Another method is to use formaldehyde water to soak the yuba in the process of drying to make the yuba absorb formaldehyde, increase the weight and shelf life, and improve the color and taste.
However, the results showed that yuba contains a lot of formaldehyde protein, which is not only toxic but also carcinogenic. Harmful additives that are of concern are hammocks, formaldehyde and sodium bisulfite. A hammock is not a food additive, but an industrial product, which decomposes the highly toxic carcinogen formaldehyde when heated.
The white block itself has the properties of bleaching and reduction, which can improve the toughness of yuba and improve the taste. At the same time, it can also make the yuba white, making it easy to be used by unscrupulous businessmen.
In addition, there are some harmful substances such as sulfur dioxide fumigation bleach, trilead component strong agent borax, anti-corrosion to increase elasticity and swelling agent, alkaline yellow dye defoamer, etc.

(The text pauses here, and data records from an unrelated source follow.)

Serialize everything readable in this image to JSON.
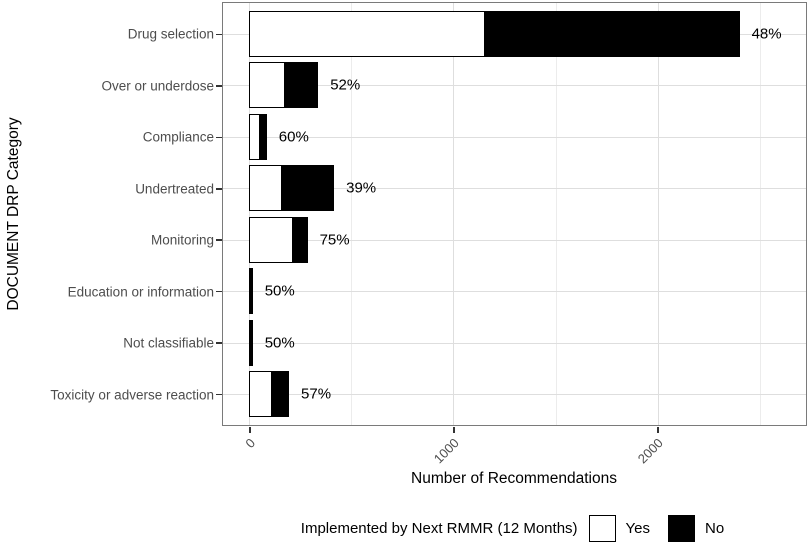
{
  "chart_data": {
    "type": "bar",
    "orientation": "horizontal",
    "stacked": true,
    "title": "",
    "xlabel": "Number of Recommendations",
    "ylabel": "DOCUMENT DRP Category",
    "categories": [
      "Drug selection",
      "Over or underdose",
      "Compliance",
      "Undertreated",
      "Monitoring",
      "Education or information",
      "Not classifiable",
      "Toxicity or adverse reaction"
    ],
    "series": [
      {
        "name": "Yes",
        "fill": "#ffffff",
        "values": [
          1153,
          175,
          51,
          162,
          214,
          8,
          8,
          111
        ]
      },
      {
        "name": "No",
        "fill": "#000000",
        "values": [
          1249,
          162,
          34,
          253,
          71,
          8,
          8,
          83
        ]
      }
    ],
    "bar_labels": [
      "48%",
      "52%",
      "60%",
      "39%",
      "75%",
      "50%",
      "50%",
      "57%"
    ],
    "x_ticks": [
      0,
      1000,
      2000
    ],
    "x_tick_labels": [
      "0",
      "1000",
      "2000"
    ],
    "x_minor_gridlines": [
      500,
      1500,
      2500
    ],
    "xlim": [
      -132,
      2725
    ],
    "grid": true,
    "legend": {
      "position": "bottom",
      "title": "Implemented by Next RMMR (12 Months)",
      "entries": [
        {
          "label": "Yes",
          "fill": "#ffffff"
        },
        {
          "label": "No",
          "fill": "#000000"
        }
      ]
    },
    "colors": {
      "axis_text": "#4d4d4d",
      "label_text": "#000000",
      "panel_border": "#7a7a7a",
      "grid_major": "#dedede",
      "grid_minor": "#ececec",
      "bar_stroke": "#000000",
      "background": "#ffffff"
    }
  }
}
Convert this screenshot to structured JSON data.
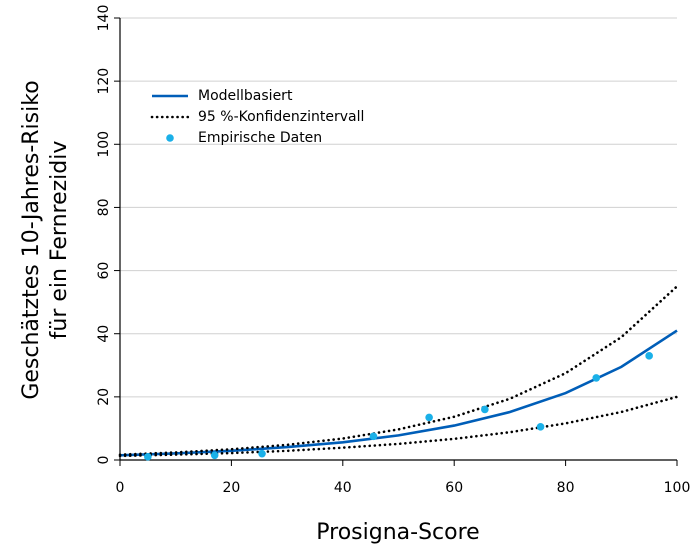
{
  "chart_data": {
    "type": "line",
    "xlabel": "Prosigna-Score",
    "ylabel": [
      "Geschätztes 10-Jahres-Risiko",
      "für ein Fernrezidiv"
    ],
    "xlim": [
      0,
      100
    ],
    "xticks": [
      0,
      20,
      40,
      60,
      80,
      100
    ],
    "ylim": [
      0,
      140
    ],
    "yticks": [
      0,
      20,
      40,
      60,
      80,
      100,
      120,
      140
    ],
    "grid": true,
    "legend": "upper left",
    "series": [
      {
        "name": "Modellbasiert",
        "color": "#005eb8",
        "style": "solid",
        "x": [
          0,
          10,
          20,
          30,
          40,
          50,
          60,
          70,
          80,
          90,
          100
        ],
        "values": [
          1.5,
          2.1,
          2.9,
          4.1,
          5.6,
          7.8,
          10.9,
          15.2,
          21.2,
          29.5,
          41
        ]
      },
      {
        "name": "95 %-Konfidenzintervall",
        "color": "#000000",
        "style": "dotted",
        "x": [
          0,
          10,
          20,
          30,
          40,
          50,
          60,
          70,
          80,
          90,
          100
        ],
        "values": [
          1.7,
          2.4,
          3.4,
          4.8,
          6.8,
          9.7,
          13.7,
          19.4,
          27.5,
          38.9,
          55
        ],
        "lower": [
          1.3,
          1.7,
          2.2,
          2.9,
          3.9,
          5.1,
          6.7,
          8.8,
          11.6,
          15.2,
          20
        ]
      },
      {
        "name": "Empirische Daten",
        "color": "#1ab0e8",
        "style": "markers",
        "x": [
          5,
          17,
          25.5,
          45.5,
          55.5,
          65.5,
          75.5,
          85.5,
          95
        ],
        "values": [
          1,
          1.5,
          2,
          7.5,
          13.5,
          16,
          10.5,
          26,
          33
        ]
      }
    ]
  }
}
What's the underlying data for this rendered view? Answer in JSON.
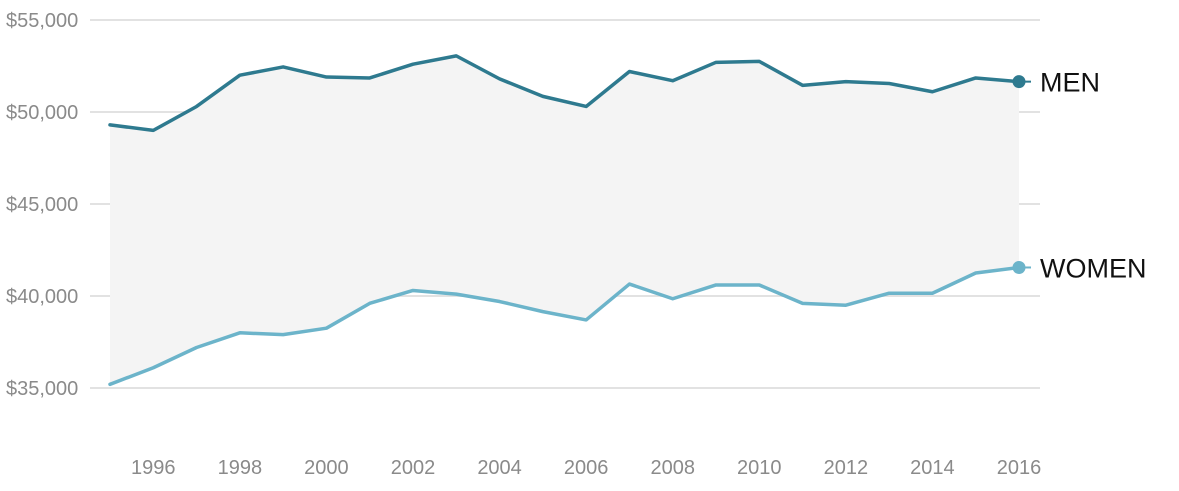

So, how to distinguish a real from a fake yuba? It can be judged from the following points:
1. Choose reliable brands and channels. Legitimate manufacturers often have higher quality standards and regulatory mechanisms, and as a result, are more likely to offer genuine products. If you buy yuba in a regular supermarket or a professional food store, you can also get a guarantee when you buy genuine yuba.
2. Pay attention to packaging and labeling. Real yuba usually has a clear, complete, and easy-to-understand label, including information such as the date of manufacture, expiration date, ingredient list, and more. If the label is vague, the information is incomplete, or the spelling is wrong, it could be a sign of a counterfeit product.
3. Observe the appearance and texture. Real yuba usually has a uniform color and a tight texture. If the colors don't match, the texture is loose, or there are visible stains, it may be an inferior product.
In addition, real yuba should be dry and hard, but fakes may be soggy and soft. However, the most fundamental way is to improve one's own food safety awareness. We should be more cautious when choosing ingredients, and try to choose products with clear and transparent production methods. This will not only be safe to eat, but also better protect the health of your family.
So, what would you buy yuba in? Do you know how to distinguish a real from a fake yuba?